Diagnosing Deep Venous Disease Through Optimized Imaging: Magnetic Resonance Venography

Imaging central venous disease using magnetic resonance venography.

By Justinas Silickas, MBBS, MRCS; Stephen A. Black, MD, FRCS(Ed), FEBVS; Adam M. Gwozdz, MRCS; Alberto Smith, PhD; and Prakash Saha, PhD, FRCS
 

Endovenous interventions for the cavo-ilio-femoral venous system have been increasing over the past decade, facilitated by the development of technology such as dedicated venous stents.1,2 These developments have led to a need for accurate diagnostic and preoperative imaging to plan complex interventions and aid with patient consent. Although a number of different imaging techniques exist, including CT with contrast agent, ultrasound, and digital subtraction venography, MRI has emerged as an accurate and reliable investigative method for the noninvasive assessment of the central venous system.2,3 The goal of this article is to discuss the advantages and disadvantages of MRI and examine future developments within the field.

MRI

MRI is a noninvasive imaging technique that requires no ionizing radiation. It utilizes a strong magnetic field that aligns hydrogen ions, abundant in water and fat, along the axis of the MRI scanner. When radiofrequency waves are applied, this net magnetization vector is deflected, and when radiofrequency waves are switched off, it returns to the previous position. This is detected by the receiver coil and the signal is generated. The time it takes for the vector to return to the longitudinal plane is known as the T1 relaxation time, and when it returns to the transverse plane, this is known as the T2 relaxation time.

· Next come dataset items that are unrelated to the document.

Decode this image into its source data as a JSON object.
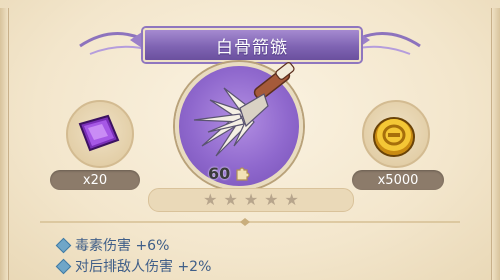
{
  "item": {
    "name": "白骨箭镞",
    "fragment_count": "60"
  },
  "materials": {
    "left": {
      "icon": "purple-gem-icon",
      "count": "x20"
    },
    "right": {
      "icon": "gold-coin-icon",
      "count": "x5000"
    }
  },
  "stars": {
    "filled": 0,
    "total": 5
  },
  "stats": [
    {
      "text": "毒素伤害 +6%"
    },
    {
      "text": "对后排敌人伤害 +2%"
    }
  ],
  "colors": {
    "title_plate": "#7f64b3",
    "disc": "#8f68cd",
    "stat_text": "#3f5e88",
    "badge": "#8c7b6a"
  }
}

In addition to visualizing endogenous protons, specifically designed contrast agents can be used to increase the contrast-to-noise ratio and enhance image quality. Gadolinium-based contrast agents are one example that is readily available; however, care must be taken in patients with renal impairment, as nephrogenic systemic fibrosis can very rarely develop (< 0.002%).4,5

MRI as an assessment tool for VENOUS disease

MRI is amenable to a range of modifications allowing for the assessment of tissue characteristics without the need for contrast. Time-of-flight (TOF) imaging is a flow-encoded MRA sequence where stationary tissues (including thrombus) are saturated with rapidly repeating radiofrequency pulses. Flowing blood appears bright, while filling defects within the vessel lumen remain dark (Figure 1). It has excellent sensitivity and specificity of 100% and 99%, respectively, for detecting thrombus.6

Figure 1. TOF MRV showing compression of the left common iliac vein (CIV) between the right common iliac artery (CIA) and the vertebral body (A). A thrombosed left CIV compared with an unaffected CIV on the right (B).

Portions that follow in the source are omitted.